When bail is tied to wealth, freedom becomes a privilege, not a right

RECENT actions by the administration of President Donald Trump aimed at stopping “cashless bail” have revived an age-old issue: does freedom pending trial hang on the strength of one’s wallet? By linking federal funds to the release of individuals without upfront cash surety by jurisdictions, the executive order presents a bleak vision of a crime revolving door where criminals are set free and quickly resume violence. The order’s defenders contend it is necessary to protect public safety. Opponents see it as fear-mongering. Evidence indicates that cashless bail reforms in the United States exist largely in cases of minor, non-violent offenses and have not caused the crime wave Trump says they have.

More than a technicality of the law is at stake. At issue is the very question of whether freedom is a right of the wealthy and a dream deferred for the poor.

THE AMERICAN EXPERIENCE: JUSTICE FOR SALE

In America, bail is intended to assure that the accused will appear before the court and not interfere with witnesses or evidence. Historically, this assurance is cash secured bail. Pay up, or jail is the automatic option. The sad story of Kalief Browder, a Black youth charged with swiping a backpack, revealed the ruthlessness of this system. Browder was held in jail for three years without a trial, not because he had done anything wrong, but because he had no money to post bail. He subsequently took his own life, serving as a grim reminder of how the system criminalizes poverty over crime.

Cashless bail or unsecured bail attempts to correct this by eliminating up-front deposits and instead using conditions such as regular check-ins, risk evaluations, or personal recognizance bonds. Reformers say it avoids unnecessary incarceration of the poor. Trump’s team maintains it undermines safety. Truth, maybe, lies in compromise: freedom must not be for sale, but neither must real risks be dismissed.

INDIAN REALITY: Bonds Without Balance

India’s bail system encounters glaringly similar challenges. According to the Bhartiya Nagarik Suraksha Sanhita, 2023 (replacing the CrPC), courts may release persons on bonds (personal assurances) or bail bonds supported by sureties like kin, employers, or property deeds. Technically, this seems progressive. In reality, though, thousands of undertrials continue to be incarcerated because they cannot provide even modest surety amounts sometimes as low as Rs 500.

The Law Commission of India’s 268th report in 2017 appropriately branded this practice “contrary to constitutional ethos.” The Supreme Court has also weighed in, mandating jail superintendents to notify Legal Services Authorities if undertrials are incarcerated for more than a week following bail orders. But reports came out with almost 5,000 such instances in 2023 evidence that the distance between legal reform and ground reality is still considerable.

WHY BAIL REFORM MATTERS

Bail is not punishment; it is a link between presumption of innocence and the right to a fair trial. As courts make money the standard of liberty, they turn justice into a right of the affluent. Research in America finds that pretrial detention makes conviction more probable, as the accused tend to plead guilty just to leave the jail. In India, congested prisons where more than 70% of prisoners are undertrials exacerbate delay, stretch resources, and compromise justice.
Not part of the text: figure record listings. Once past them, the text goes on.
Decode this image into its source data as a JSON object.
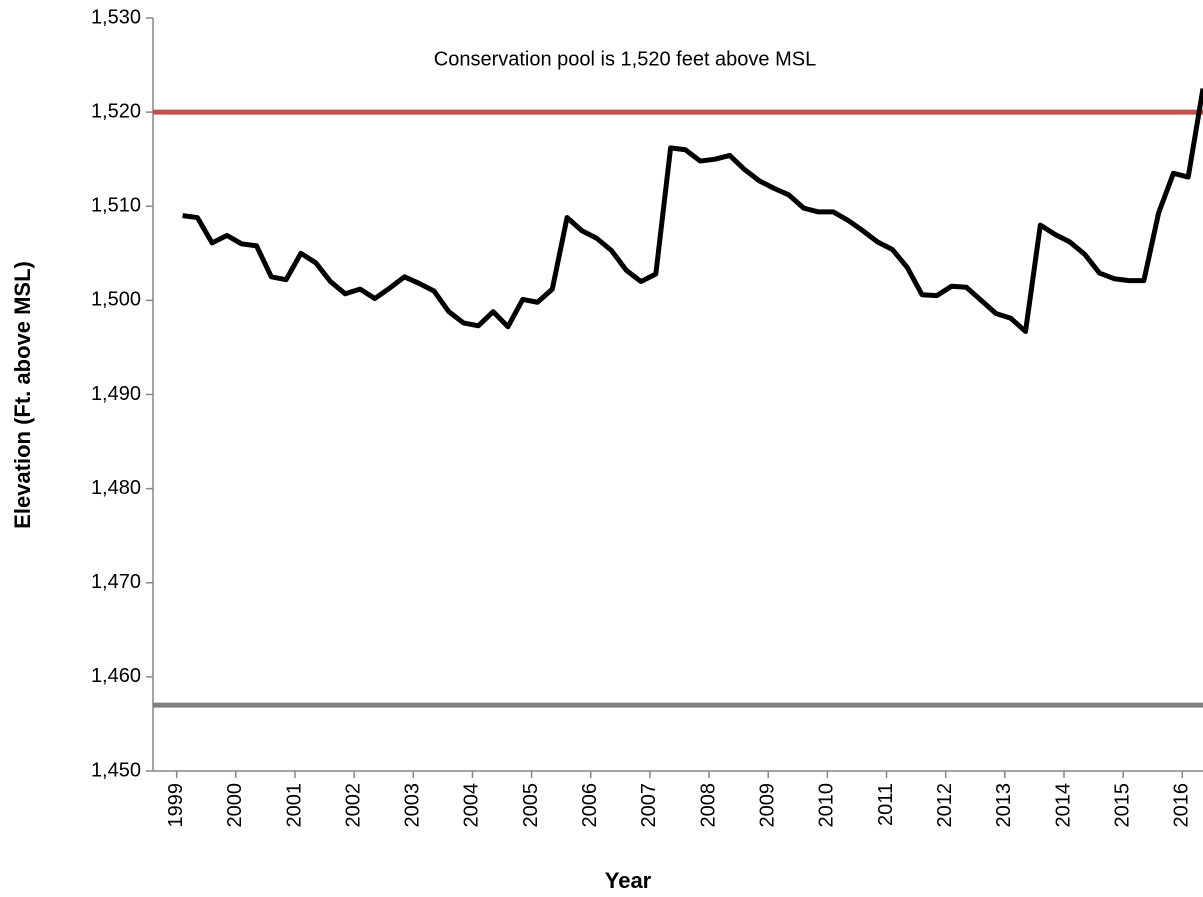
{
  "chart_data": {
    "type": "line",
    "annotation": "Conservation pool is 1,520 feet above MSL",
    "x_label": "Year",
    "y_label": "Elevation (Ft. above MSL)",
    "x": [
      1999.1,
      1999.35,
      1999.6,
      1999.85,
      2000.1,
      2000.35,
      2000.6,
      2000.85,
      2001.1,
      2001.35,
      2001.6,
      2001.85,
      2002.1,
      2002.35,
      2002.6,
      2002.85,
      2003.1,
      2003.35,
      2003.6,
      2003.85,
      2004.1,
      2004.35,
      2004.6,
      2004.85,
      2005.1,
      2005.35,
      2005.6,
      2005.85,
      2006.1,
      2006.35,
      2006.6,
      2006.85,
      2007.1,
      2007.35,
      2007.6,
      2007.85,
      2008.1,
      2008.35,
      2008.6,
      2008.85,
      2009.1,
      2009.35,
      2009.6,
      2009.85,
      2010.1,
      2010.35,
      2010.6,
      2010.85,
      2011.1,
      2011.35,
      2011.6,
      2011.85,
      2012.1,
      2012.35,
      2012.6,
      2012.85,
      2013.1,
      2013.35,
      2013.6,
      2013.85,
      2014.1,
      2014.35,
      2014.6,
      2014.85,
      2015.1,
      2015.35,
      2015.6,
      2015.85,
      2016.1,
      2016.35
    ],
    "series": [
      {
        "color": "#000000",
        "values": [
          1509.0,
          1508.8,
          1506.1,
          1506.9,
          1506.0,
          1505.8,
          1502.5,
          1502.2,
          1505.0,
          1504.0,
          1502.0,
          1500.7,
          1501.2,
          1500.2,
          1501.3,
          1502.5,
          1501.8,
          1501.0,
          1498.8,
          1497.6,
          1497.3,
          1498.8,
          1497.2,
          1500.1,
          1499.8,
          1501.2,
          1508.8,
          1507.4,
          1506.6,
          1505.3,
          1503.2,
          1502.0,
          1502.8,
          1516.2,
          1516.0,
          1514.8,
          1515.0,
          1515.4,
          1513.9,
          1512.7,
          1511.9,
          1511.2,
          1509.8,
          1509.4,
          1509.4,
          1508.5,
          1507.4,
          1506.2,
          1505.4,
          1503.5,
          1500.6,
          1500.5,
          1501.5,
          1501.4,
          1500.0,
          1498.6,
          1498.1,
          1496.7,
          1508.0,
          1507.0,
          1506.2,
          1504.9,
          1502.9,
          1502.3,
          1502.1,
          1502.1,
          1509.3,
          1513.5,
          1513.1,
          1522.5
        ]
      }
    ],
    "reference_lines": [
      {
        "value": 1520,
        "color": "#c0504d"
      },
      {
        "value": 1457,
        "color": "#808080"
      }
    ],
    "xlim": [
      1998.6,
      2016.35
    ],
    "xticks": [
      1999,
      2000,
      2001,
      2002,
      2003,
      2004,
      2005,
      2006,
      2007,
      2008,
      2009,
      2010,
      2011,
      2012,
      2013,
      2014,
      2015,
      2016
    ],
    "ylim": [
      1450,
      1530
    ],
    "yticks": [
      {
        "value": 1450,
        "label": "1,450"
      },
      {
        "value": 1460,
        "label": "1,460"
      },
      {
        "value": 1470,
        "label": "1,470"
      },
      {
        "value": 1480,
        "label": "1,480"
      },
      {
        "value": 1490,
        "label": "1,490"
      },
      {
        "value": 1500,
        "label": "1,500"
      },
      {
        "value": 1510,
        "label": "1,510"
      },
      {
        "value": 1520,
        "label": "1,520"
      },
      {
        "value": 1530,
        "label": "1,530"
      }
    ]
  }
}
Solutions exist. Risk-based evaluation, release under supervision, community bonds, and even technology—such as GPS tracking or app-based reporting—can provide more equitable means of guaranteeing trial appearance without criminalizing indigence. These tools are already being implemented in some sections of the U.S. and Europe and could be modified to suit India’s context.

THE LARGER QUESTION

Trump’s executive order and India’s stalled reforms confirm a world fact: bail systems tend to reflect economic inequality as much as justice. A system that puts the poor behind bars while granting freedom to the rich undermines faith in law and eats away at the constitutional promise of equality.

The actual question is only simple, but it is profound: Is justice for sale? Only until the answer is a loud “no” will both the U.S. and India continue to grapple with a bail system that punishes people for being poor in the name of safeguarding order.